Nope, I can't see anyone with that kind of security training allowing electronic redaction of secure documents.

Posted by: Jon Gallagher | Jul 13, 2004 1:04:08 PM

I think there's a much simpler explanation -- most PCs in the Federal government may barely be capable of running Acrobat. For all the talk about government waste (or more likely because of it), most of their computers are unimaginably ancient compared to what we're used to in the private sector. It was only a few years ago that my wife had a job with the Federal government, and worked on a 286 sitting on a card table, with a Korean-war era office chair to sit on. No exaggeration.

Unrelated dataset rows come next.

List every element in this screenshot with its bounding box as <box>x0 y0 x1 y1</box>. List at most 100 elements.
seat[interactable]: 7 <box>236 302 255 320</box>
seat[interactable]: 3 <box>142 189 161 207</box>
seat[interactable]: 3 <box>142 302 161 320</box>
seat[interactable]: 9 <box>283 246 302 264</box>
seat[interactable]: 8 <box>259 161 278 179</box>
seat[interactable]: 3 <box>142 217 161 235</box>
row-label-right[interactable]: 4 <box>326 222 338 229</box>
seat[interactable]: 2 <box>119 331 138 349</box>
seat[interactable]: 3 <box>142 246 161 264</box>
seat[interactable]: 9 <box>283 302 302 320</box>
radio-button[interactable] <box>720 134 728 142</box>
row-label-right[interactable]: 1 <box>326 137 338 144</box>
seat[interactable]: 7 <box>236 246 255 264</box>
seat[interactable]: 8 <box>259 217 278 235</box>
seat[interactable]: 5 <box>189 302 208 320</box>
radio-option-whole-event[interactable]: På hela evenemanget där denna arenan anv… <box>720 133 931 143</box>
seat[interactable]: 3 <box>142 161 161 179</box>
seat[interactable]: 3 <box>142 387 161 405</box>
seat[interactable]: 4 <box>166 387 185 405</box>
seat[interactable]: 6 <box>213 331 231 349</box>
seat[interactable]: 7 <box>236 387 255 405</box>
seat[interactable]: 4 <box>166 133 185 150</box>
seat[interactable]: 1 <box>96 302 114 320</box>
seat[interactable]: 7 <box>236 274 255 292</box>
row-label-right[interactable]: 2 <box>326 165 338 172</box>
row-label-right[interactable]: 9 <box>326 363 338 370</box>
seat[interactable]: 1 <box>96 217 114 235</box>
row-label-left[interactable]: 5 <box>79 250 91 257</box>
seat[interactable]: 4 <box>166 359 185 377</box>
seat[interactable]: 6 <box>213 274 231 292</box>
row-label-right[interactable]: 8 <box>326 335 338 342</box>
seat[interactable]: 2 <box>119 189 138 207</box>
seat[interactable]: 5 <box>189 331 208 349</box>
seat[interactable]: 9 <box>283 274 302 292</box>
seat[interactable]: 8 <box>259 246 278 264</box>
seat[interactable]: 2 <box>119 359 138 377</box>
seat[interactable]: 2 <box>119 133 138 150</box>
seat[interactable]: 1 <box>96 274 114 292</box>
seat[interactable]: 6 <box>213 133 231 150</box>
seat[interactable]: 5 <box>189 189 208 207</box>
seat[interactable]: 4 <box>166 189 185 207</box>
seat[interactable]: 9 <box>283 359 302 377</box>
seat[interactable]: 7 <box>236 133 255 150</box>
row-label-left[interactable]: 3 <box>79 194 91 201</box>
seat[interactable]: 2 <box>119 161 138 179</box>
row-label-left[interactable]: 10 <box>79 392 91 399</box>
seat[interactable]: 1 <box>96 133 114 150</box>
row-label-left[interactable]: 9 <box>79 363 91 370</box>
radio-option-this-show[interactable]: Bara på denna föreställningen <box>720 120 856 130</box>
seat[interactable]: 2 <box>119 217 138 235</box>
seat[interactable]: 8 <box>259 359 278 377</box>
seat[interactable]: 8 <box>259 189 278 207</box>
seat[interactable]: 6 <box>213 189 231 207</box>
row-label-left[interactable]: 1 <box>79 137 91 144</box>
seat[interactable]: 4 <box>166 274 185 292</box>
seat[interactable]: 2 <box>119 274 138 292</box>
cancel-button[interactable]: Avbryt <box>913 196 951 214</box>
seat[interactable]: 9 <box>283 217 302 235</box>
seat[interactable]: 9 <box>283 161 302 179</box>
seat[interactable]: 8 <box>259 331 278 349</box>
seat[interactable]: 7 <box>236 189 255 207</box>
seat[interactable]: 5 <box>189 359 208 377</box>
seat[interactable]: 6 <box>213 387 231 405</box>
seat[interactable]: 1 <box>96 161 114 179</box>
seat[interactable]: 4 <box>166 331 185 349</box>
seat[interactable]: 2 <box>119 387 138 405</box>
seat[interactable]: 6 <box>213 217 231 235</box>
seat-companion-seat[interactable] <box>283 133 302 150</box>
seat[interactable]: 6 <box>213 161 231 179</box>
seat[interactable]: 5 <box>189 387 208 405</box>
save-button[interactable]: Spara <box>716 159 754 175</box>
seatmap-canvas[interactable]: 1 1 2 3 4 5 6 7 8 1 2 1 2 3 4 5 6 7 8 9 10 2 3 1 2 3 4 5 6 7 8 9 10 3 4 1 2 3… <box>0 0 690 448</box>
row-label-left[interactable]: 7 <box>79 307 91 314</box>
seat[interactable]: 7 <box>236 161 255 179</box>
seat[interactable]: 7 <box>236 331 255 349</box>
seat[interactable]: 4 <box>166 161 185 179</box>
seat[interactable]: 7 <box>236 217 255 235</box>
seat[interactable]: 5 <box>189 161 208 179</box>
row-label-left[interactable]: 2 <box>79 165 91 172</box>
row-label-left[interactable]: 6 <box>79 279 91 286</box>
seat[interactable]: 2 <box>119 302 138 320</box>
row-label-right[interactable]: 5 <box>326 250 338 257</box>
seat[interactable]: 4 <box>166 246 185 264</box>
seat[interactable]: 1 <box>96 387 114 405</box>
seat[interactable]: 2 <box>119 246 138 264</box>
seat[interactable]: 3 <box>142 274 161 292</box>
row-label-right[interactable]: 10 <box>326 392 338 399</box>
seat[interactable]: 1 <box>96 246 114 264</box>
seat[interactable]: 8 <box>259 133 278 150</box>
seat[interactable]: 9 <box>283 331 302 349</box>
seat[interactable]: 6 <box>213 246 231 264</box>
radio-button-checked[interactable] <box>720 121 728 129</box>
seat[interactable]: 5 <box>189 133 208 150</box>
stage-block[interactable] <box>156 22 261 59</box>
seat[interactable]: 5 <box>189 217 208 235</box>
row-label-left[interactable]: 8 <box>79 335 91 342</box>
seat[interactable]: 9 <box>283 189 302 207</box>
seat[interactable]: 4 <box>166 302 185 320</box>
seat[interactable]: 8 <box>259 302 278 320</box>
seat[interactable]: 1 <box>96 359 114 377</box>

Posted by: Redshift | Jul 13, 2004 2:19:31 PM

I'm sure that they're required to do it this way as there have been some serious problems with computer redactions. Namely, if you redact a Word file, the redacted segments are generally recoverable. Same for a pdf. And probably for a pdfed Word file. Redactions pre-scanning are pretty safe, however.

Posted by: Ethan | Jul 13, 2004 6:43:21 PM

I thought the cool part was the redaction at the top of the title page. WTF?

Posted by: serial catowner | Jul 13, 2004 8:08:41 PM

Matthew - I think this qualifies as "close enough for government work."

Posted by: Crank | Jul 15, 2004 1:51:47 PM

This is insane. It is childishly simple to safely delete from a Word document.

The problem is that this is simple in Unix or Linux, assuming you know, say, vim and groff. Basically, one has to delete first EVERYTHING that Word makes invisible, and at this point you have simply a text file. What you delete from a text file is truly deleted -- what you see is what is there. Then you format back so the document looks nice, groff is a relatively easy way to do it. Finally, you convert to pdf format by typing magic word ps2pdf.

OK, so perhaps one needs an adult to do it. I did it on occasion because I avoid using Word, so to edit whocares.doc, I convert it first into whocares.txt, and then I delete irrelevant info like the ownership of the computers on which the document was prepared.

Actually, one can also do almost the same thing with pff file that results from scanning the text. Afterwards, every single delete can look [...], while the file has no trace of what was deleted, how long it was, nothing.

Of course, even indicating what were the places of the deletions is optional.